Towards Equitable and Just Food Systems: Exploring food justice, food sovereignty, and ending food apartheid policy & practice
This resource explores the evolving language of food systems and policy work centered on addressing structural racism and inequity. It describes equity-focused terms and frameworks related to the food system, outlines how these terms and frameworks are used in food policy, and provides examples of what they mean in practice.
Words matter. The words we use frame our understanding of the assets, needs, vision, value, culture and experiences of a community and shape our thinking on policy change efforts. This resource explores three important approaches or frameworks for advancing equity in the food system: food justice, food sovereignty, and ending food apartheid. It also provides policy examples that represent or embody each of these approaches. Next, this resource gives an overview of other commonly used terms (for example, food desert, food security), provides definitions, highlights strengths and weaknesses of each term, and provides examples of policies that use or relate to each term. This resource also lists several external resources and readings that provide additional opportunities to learn about the meaning and impact of certain terms and phrases. Discussion questions are listed at the end of each section to encourage conversation and reflection about what these terms mean to you, your community, and your policy partners.

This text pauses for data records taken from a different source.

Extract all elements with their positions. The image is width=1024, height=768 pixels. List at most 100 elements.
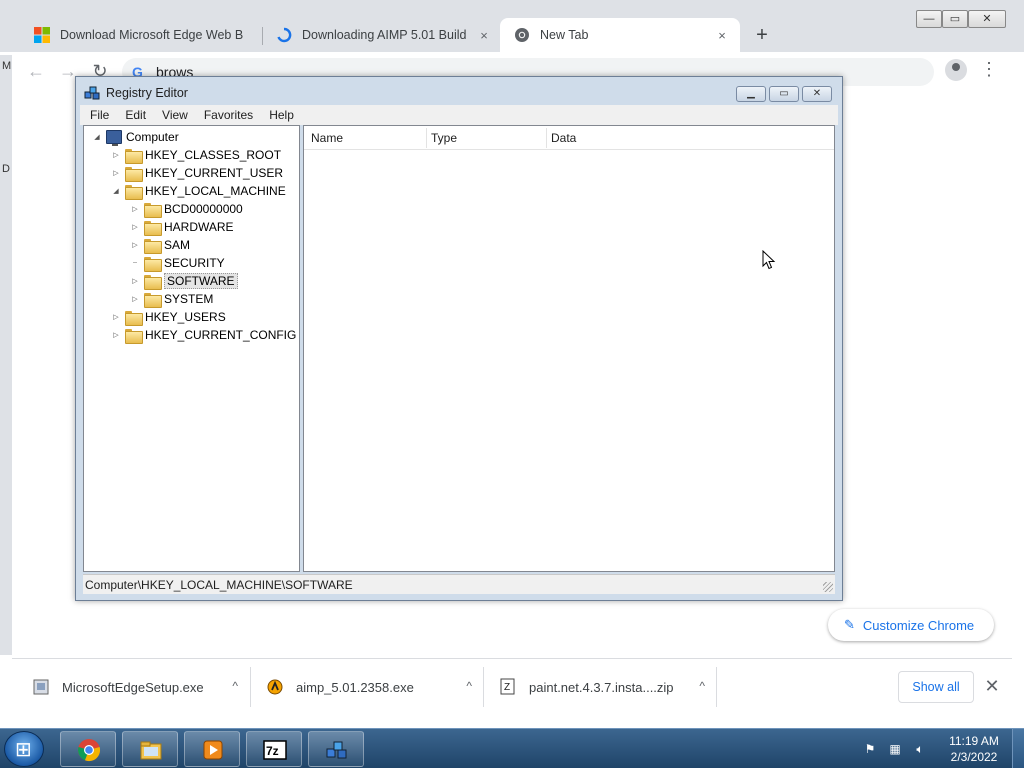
taskbar-7zip[interactable]: 7z [246, 731, 302, 767]
tab-title: Downloading AIMP 5.01 Build 23 [302, 28, 468, 42]
chrome-logo-icon [515, 28, 529, 42]
menu-edit[interactable]: Edit [115, 108, 152, 122]
taskbar-file-explorer[interactable] [122, 731, 178, 767]
menu-file[interactable]: File [80, 108, 115, 122]
tree-node-hklm[interactable]: ◢ HKEY_LOCAL_MACHINE [111, 182, 286, 200]
new-tab-button[interactable]: + [752, 24, 772, 46]
taskbar-media-player[interactable] [184, 731, 240, 767]
resize-grip[interactable] [823, 582, 833, 592]
tree-node-hku[interactable]: ▷ HKEY_USERS [111, 308, 226, 326]
tree-node-computer[interactable]: ◢ Computer [92, 128, 179, 146]
tree-node-hkcu[interactable]: ▷ HKEY_CURRENT_USER [111, 164, 283, 182]
column-header: Name Type Data [304, 126, 834, 150]
tree-node-software[interactable]: ▷ SOFTWARE [130, 272, 238, 290]
column-data[interactable]: Data [551, 131, 576, 145]
tree-node-hardware[interactable]: ▷ HARDWARE [130, 218, 234, 236]
tree-node-system[interactable]: ▷ SYSTEM [130, 290, 213, 308]
regedit-minimize-button[interactable]: ▁ [736, 86, 766, 102]
column-divider[interactable] [546, 128, 547, 148]
tree-node-label: HKEY_CURRENT_USER [145, 166, 284, 180]
tab-aimp-download[interactable]: Downloading AIMP 5.01 Build 23 × [262, 18, 502, 52]
svg-text:Z: Z [504, 682, 510, 693]
chrome-close-button[interactable]: ✕ [968, 10, 1006, 28]
chevron-up-icon[interactable]: ^ [699, 679, 705, 693]
download-item[interactable]: Z paint.net.4.3.7.insta....zip ^ [499, 659, 705, 715]
chevron-up-icon[interactable]: ^ [232, 679, 238, 693]
menu-help[interactable]: Help [259, 108, 300, 122]
tab-close-icon[interactable]: × [714, 28, 730, 43]
chrome-menu-button[interactable]: ⋮ [980, 59, 998, 81]
regedit-statusbar: Computer\HKEY_LOCAL_MACHINE\SOFTWARE [83, 574, 835, 594]
folder-icon [144, 238, 162, 254]
download-divider [250, 667, 251, 707]
clock[interactable]: 11:19 AM 2/3/2022 [940, 733, 1008, 765]
taskbar-registry-editor[interactable] [308, 731, 364, 767]
tab-close-icon[interactable]: × [476, 28, 492, 43]
values-list[interactable]: Name Type Data [303, 125, 835, 572]
chrome-minimize-button[interactable]: — [916, 10, 942, 28]
download-item[interactable]: MicrosoftEdgeSetup.exe ^ [32, 659, 238, 715]
regedit-maximize-button[interactable]: ▭ [769, 86, 799, 102]
expand-arrow-icon[interactable]: ▷ [111, 151, 121, 159]
menu-favorites[interactable]: Favorites [194, 108, 259, 122]
expand-arrow-icon[interactable]: ▷ [130, 223, 140, 231]
collapse-arrow-icon[interactable]: ◢ [111, 187, 121, 195]
tab-new-tab[interactable]: New Tab × [500, 18, 740, 52]
column-type[interactable]: Type [431, 131, 457, 145]
folder-icon [144, 292, 162, 308]
tree-node-label: SYSTEM [164, 292, 214, 306]
tree-node-hkcr[interactable]: ▷ HKEY_CLASSES_ROOT [111, 146, 281, 164]
show-all-button[interactable]: Show all [898, 671, 974, 703]
expand-arrow-icon[interactable]: ▷ [130, 295, 140, 303]
status-path: Computer\HKEY_LOCAL_MACHINE\SOFTWARE [85, 578, 353, 592]
tab-title: New Tab [540, 28, 589, 42]
taskbar: 7z ⚑ ▦ 🔈︎ 11:19 AM 2/3/2022 [0, 728, 1024, 768]
profile-avatar-icon[interactable] [945, 59, 967, 81]
tree-node-security[interactable]: ┈ SECURITY [130, 254, 225, 272]
close-downloads-icon[interactable]: ✕ [984, 675, 1000, 697]
expand-arrow-icon[interactable]: ▷ [130, 241, 140, 249]
show-desktop-button[interactable] [1012, 729, 1024, 768]
download-filename: aimp_5.01.2358.exe [296, 679, 414, 695]
network-icon[interactable]: ▦ [887, 741, 903, 757]
regedit-titlebar[interactable]: Registry Editor [84, 85, 188, 101]
start-button[interactable] [4, 731, 44, 767]
customize-chrome-button[interactable]: ✎ Customize Chrome [828, 609, 994, 641]
tree-node-label: HKEY_USERS [145, 310, 226, 324]
expand-arrow-icon[interactable]: ▷ [111, 331, 121, 339]
column-name[interactable]: Name [311, 131, 343, 145]
registry-tree[interactable]: ◢ Computer ▷ HKEY_CLASSES_ROOT ▷ HKEY_CU… [83, 125, 300, 572]
zip-file-icon: Z [500, 678, 515, 695]
regedit-title: Registry Editor [106, 86, 188, 100]
expand-arrow-icon[interactable]: ▷ [130, 205, 140, 213]
expand-arrow-icon[interactable]: ▷ [111, 313, 121, 321]
tree-node-sam[interactable]: ▷ SAM [130, 236, 190, 254]
expand-arrow-icon[interactable]: ▷ [130, 277, 140, 285]
chrome-maximize-button[interactable]: ▭ [942, 10, 968, 28]
chevron-up-icon[interactable]: ^ [466, 679, 472, 693]
expand-arrow-icon[interactable]: ▷ [111, 169, 121, 177]
chrome-logo-icon [78, 739, 101, 762]
action-center-icon[interactable]: ⚑ [862, 741, 878, 757]
tree-node-bcd[interactable]: ▷ BCD00000000 [130, 200, 243, 218]
tab-edge-download[interactable]: Download Microsoft Edge Web B [20, 18, 262, 52]
folder-icon [144, 220, 162, 236]
download-item[interactable]: aimp_5.01.2358.exe ^ [266, 659, 472, 715]
customize-chrome-label: Customize Chrome [862, 617, 975, 633]
clock-time: 11:19 AM [949, 734, 999, 748]
installer-file-icon [33, 679, 49, 695]
loading-spinner-icon [277, 27, 292, 43]
clock-date: 2/3/2022 [950, 750, 998, 764]
tree-node-hkcc[interactable]: ▷ HKEY_CURRENT_CONFIG [111, 326, 296, 344]
tree-node-label: HKEY_CURRENT_CONFIG [145, 328, 297, 342]
tree-node-label: SAM [164, 238, 191, 252]
regedit-close-button[interactable]: ✕ [802, 86, 832, 102]
tree-node-label: SECURITY [164, 256, 225, 270]
collapse-arrow-icon[interactable]: ◢ [92, 133, 102, 141]
back-button[interactable]: ← [24, 60, 48, 82]
folder-icon [125, 310, 143, 326]
column-divider[interactable] [426, 128, 427, 148]
taskbar-chrome[interactable] [60, 731, 116, 767]
menu-view[interactable]: View [152, 108, 194, 122]
volume-icon[interactable]: 🔈︎ [912, 741, 928, 757]
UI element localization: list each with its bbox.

The policy examples in this resource illustrate different approaches to building equitable food systems, but only represent a fraction of the creative policy options communities are pursuing. We hope this resource can be useful to those who work on local food systems and healthy food access, including (but not limited to) local food policy council members, municipal policymakers, state and local public health officials, planning officials, resident groups, community-based advocates, and Tribal governments and communities. Given that terminology is imperfect, and that language and terms are constantly changing, this resource should be considered a snapshot in time of current terminology that will need to be updated to remain relevant in the future.